Because somewhere behind us, gunfire still thundered against the storm. Adam’s ridge. Adam’s fight.

And if he fell tonight, none of this survival would matter. In my head, I knew this was crazy. Where was help? We weren’t over seas.

35

Adam

The ridge was fire and fury.

Gunfire shredded the trees, muzzle flashes strobing through the rain. The air was thick with smoke, wet earth, and the sharp tang of blood. My rifle clicked dry, useless in my hands. I tossed it aside and drew my sidearm, chest heaving.

“Empty,” Hawk shouted, voice hoarse. He hurled his last mag toward Russ. “Make it count!”

Russ caught it, calm as ever, loading with mechanical precision before dropping another masked bastard charging uphill. His movements were steady, but his eyes flicked to me—quietly asking how long we could keep this up.

Not long.

Blade emerged from the shadows, knife dripping, blood slick on his sleeve. “Convoy’s spreading,” he said flatly. “They’re circling to cut off retreat.”

“We’re not retreating,” I snapped, though my own lungs burned with every word.

Static cracked in my comm—Boone’s voice again, ragged, cutting through bursts of gunfire:“…bridge down… Raine’s… alive… holding…”

Alive.

The word hit me like oxygen.

But it wasn’t enough. Alive didn’t mean safe. Alive didn’t mean mine.

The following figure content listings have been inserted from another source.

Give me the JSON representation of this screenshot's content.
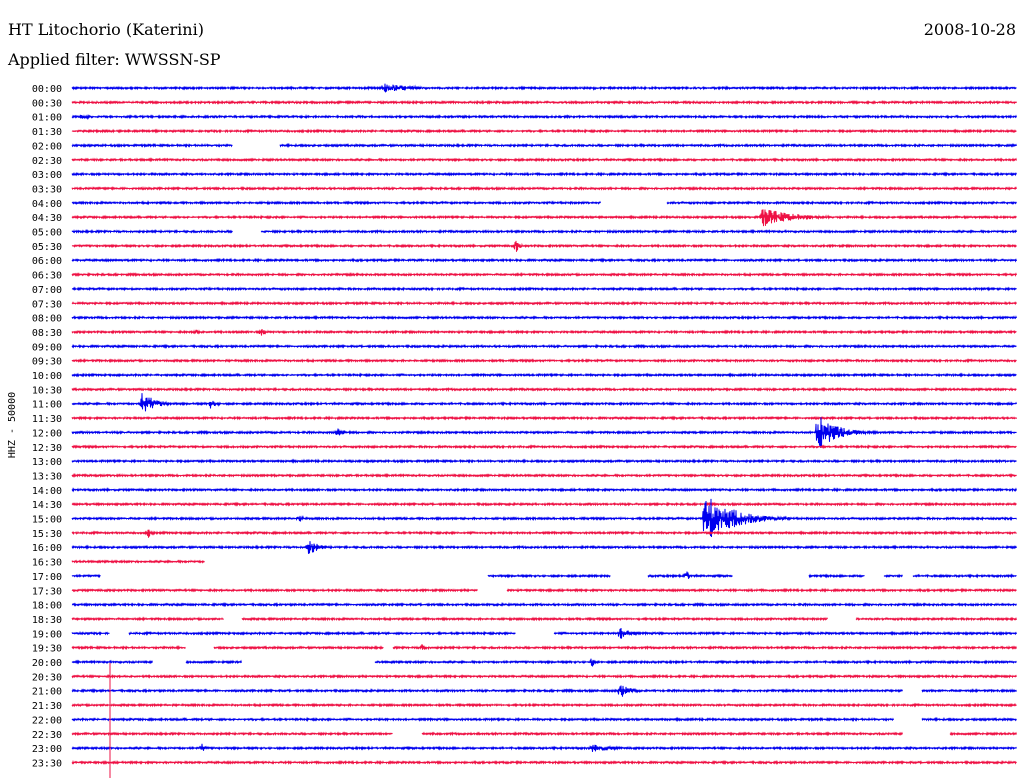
{
  "header": {
    "station": "HT Litochorio (Katerini)",
    "date": "2008-10-28",
    "filter": "Applied filter: WWSSN-SP"
  },
  "chart_data": {
    "type": "line",
    "title": "HT Litochorio (Katerini)",
    "subtitle": "Applied filter: WWSSN-SP",
    "ylabel": "HHZ - 50000",
    "series_colors": [
      "#0000ee",
      "#ee1144"
    ],
    "rows": [
      {
        "label": "00:00",
        "events": [
          [
            0.12,
            0.4,
            5
          ],
          [
            0.33,
            5,
            25
          ],
          [
            0.55,
            2,
            5
          ]
        ],
        "gaps": []
      },
      {
        "label": "00:30",
        "events": [],
        "gaps": []
      },
      {
        "label": "01:00",
        "events": [
          [
            0.01,
            4,
            6
          ]
        ],
        "gaps": []
      },
      {
        "label": "01:30",
        "events": [],
        "gaps": []
      },
      {
        "label": "02:00",
        "events": [],
        "gaps": [
          [
            0.17,
            0.22
          ]
        ]
      },
      {
        "label": "02:30",
        "events": [],
        "gaps": []
      },
      {
        "label": "03:00",
        "events": [],
        "gaps": []
      },
      {
        "label": "03:30",
        "events": [],
        "gaps": []
      },
      {
        "label": "04:00",
        "events": [],
        "gaps": [
          [
            0.56,
            0.63
          ]
        ]
      },
      {
        "label": "04:30",
        "events": [
          [
            0.73,
            10,
            28
          ]
        ],
        "gaps": []
      },
      {
        "label": "05:00",
        "events": [],
        "gaps": [
          [
            0.17,
            0.2
          ]
        ]
      },
      {
        "label": "05:30",
        "events": [
          [
            0.47,
            8,
            3
          ]
        ],
        "gaps": []
      },
      {
        "label": "06:00",
        "events": [],
        "gaps": []
      },
      {
        "label": "06:30",
        "events": [],
        "gaps": []
      },
      {
        "label": "07:00",
        "events": [],
        "gaps": []
      },
      {
        "label": "07:30",
        "events": [],
        "gaps": []
      },
      {
        "label": "08:00",
        "events": [],
        "gaps": []
      },
      {
        "label": "08:30",
        "events": [
          [
            0.13,
            4,
            4
          ],
          [
            0.2,
            4,
            5
          ]
        ],
        "gaps": []
      },
      {
        "label": "09:00",
        "events": [],
        "gaps": []
      },
      {
        "label": "09:30",
        "events": [],
        "gaps": []
      },
      {
        "label": "10:00",
        "events": [],
        "gaps": []
      },
      {
        "label": "10:30",
        "events": [],
        "gaps": []
      },
      {
        "label": "11:00",
        "events": [
          [
            0.074,
            12,
            12
          ],
          [
            0.146,
            5,
            6
          ]
        ],
        "gaps": []
      },
      {
        "label": "11:30",
        "events": [],
        "gaps": []
      },
      {
        "label": "12:00",
        "events": [
          [
            0.28,
            5,
            8
          ],
          [
            0.79,
            18,
            18
          ]
        ],
        "gaps": []
      },
      {
        "label": "12:30",
        "events": [],
        "gaps": []
      },
      {
        "label": "13:00",
        "events": [],
        "gaps": []
      },
      {
        "label": "13:30",
        "events": [],
        "gaps": []
      },
      {
        "label": "14:00",
        "events": [],
        "gaps": []
      },
      {
        "label": "14:30",
        "events": [],
        "gaps": []
      },
      {
        "label": "15:00",
        "events": [
          [
            0.24,
            4,
            5
          ],
          [
            0.67,
            26,
            25
          ]
        ],
        "gaps": []
      },
      {
        "label": "15:30",
        "events": [
          [
            0.08,
            6,
            3
          ]
        ],
        "gaps": []
      },
      {
        "label": "16:00",
        "events": [
          [
            0.25,
            8,
            10
          ]
        ],
        "gaps": []
      },
      {
        "label": "16:30",
        "events": [],
        "gaps": [
          [
            0.14,
            1.0
          ]
        ]
      },
      {
        "label": "17:00",
        "events": [
          [
            0.65,
            8,
            3
          ]
        ],
        "gaps": [
          [
            0.03,
            0.44
          ],
          [
            0.57,
            0.61
          ],
          [
            0.7,
            0.78
          ],
          [
            0.84,
            0.86
          ],
          [
            0.88,
            0.89
          ]
        ]
      },
      {
        "label": "17:30",
        "events": [],
        "gaps": [
          [
            0.43,
            0.46
          ]
        ]
      },
      {
        "label": "18:00",
        "events": [],
        "gaps": []
      },
      {
        "label": "18:30",
        "events": [],
        "gaps": [
          [
            0.16,
            0.18
          ],
          [
            0.8,
            0.83
          ]
        ]
      },
      {
        "label": "19:00",
        "events": [
          [
            0.58,
            8,
            8
          ]
        ],
        "gaps": [
          [
            0.04,
            0.06
          ],
          [
            0.47,
            0.51
          ]
        ]
      },
      {
        "label": "19:30",
        "events": [
          [
            0.37,
            5,
            4
          ]
        ],
        "gaps": [
          [
            0.12,
            0.15
          ],
          [
            0.33,
            0.34
          ]
        ]
      },
      {
        "label": "20:00",
        "events": [
          [
            0.55,
            8,
            2
          ]
        ],
        "gaps": [
          [
            0.085,
            0.12
          ],
          [
            0.18,
            0.32
          ]
        ]
      },
      {
        "label": "20:30",
        "events": [],
        "gaps": []
      },
      {
        "label": "21:00",
        "events": [
          [
            0.58,
            9,
            8
          ]
        ],
        "gaps": [
          [
            0.88,
            0.9
          ]
        ]
      },
      {
        "label": "21:30",
        "events": [],
        "gaps": []
      },
      {
        "label": "22:00",
        "events": [],
        "gaps": [
          [
            0.87,
            0.9
          ]
        ]
      },
      {
        "label": "22:30",
        "events": [],
        "gaps": [
          [
            0.34,
            0.37
          ],
          [
            0.88,
            0.93
          ]
        ]
      },
      {
        "label": "23:00",
        "events": [
          [
            0.137,
            5,
            4
          ],
          [
            0.55,
            4,
            20
          ]
        ],
        "gaps": []
      },
      {
        "label": "23:30",
        "events": [],
        "gaps": []
      }
    ]
  }
}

Another wave surged from the treeline, a wall of masked men. Hawk cursed, firing wild with what little he had left. Russ held steady, picking targets, but the line was breaking.

They wanted us penned in, out of ammo, easy kills.

I gritted my teeth, lifted my pistol, and barked into the comm. “Raine—if you can hear me, hold on. I’m coming.”

Then I stood tall against the storm, raised my weapon, and met the charge head-on.

If this ridge was going to fall, it would fall with me on my feet.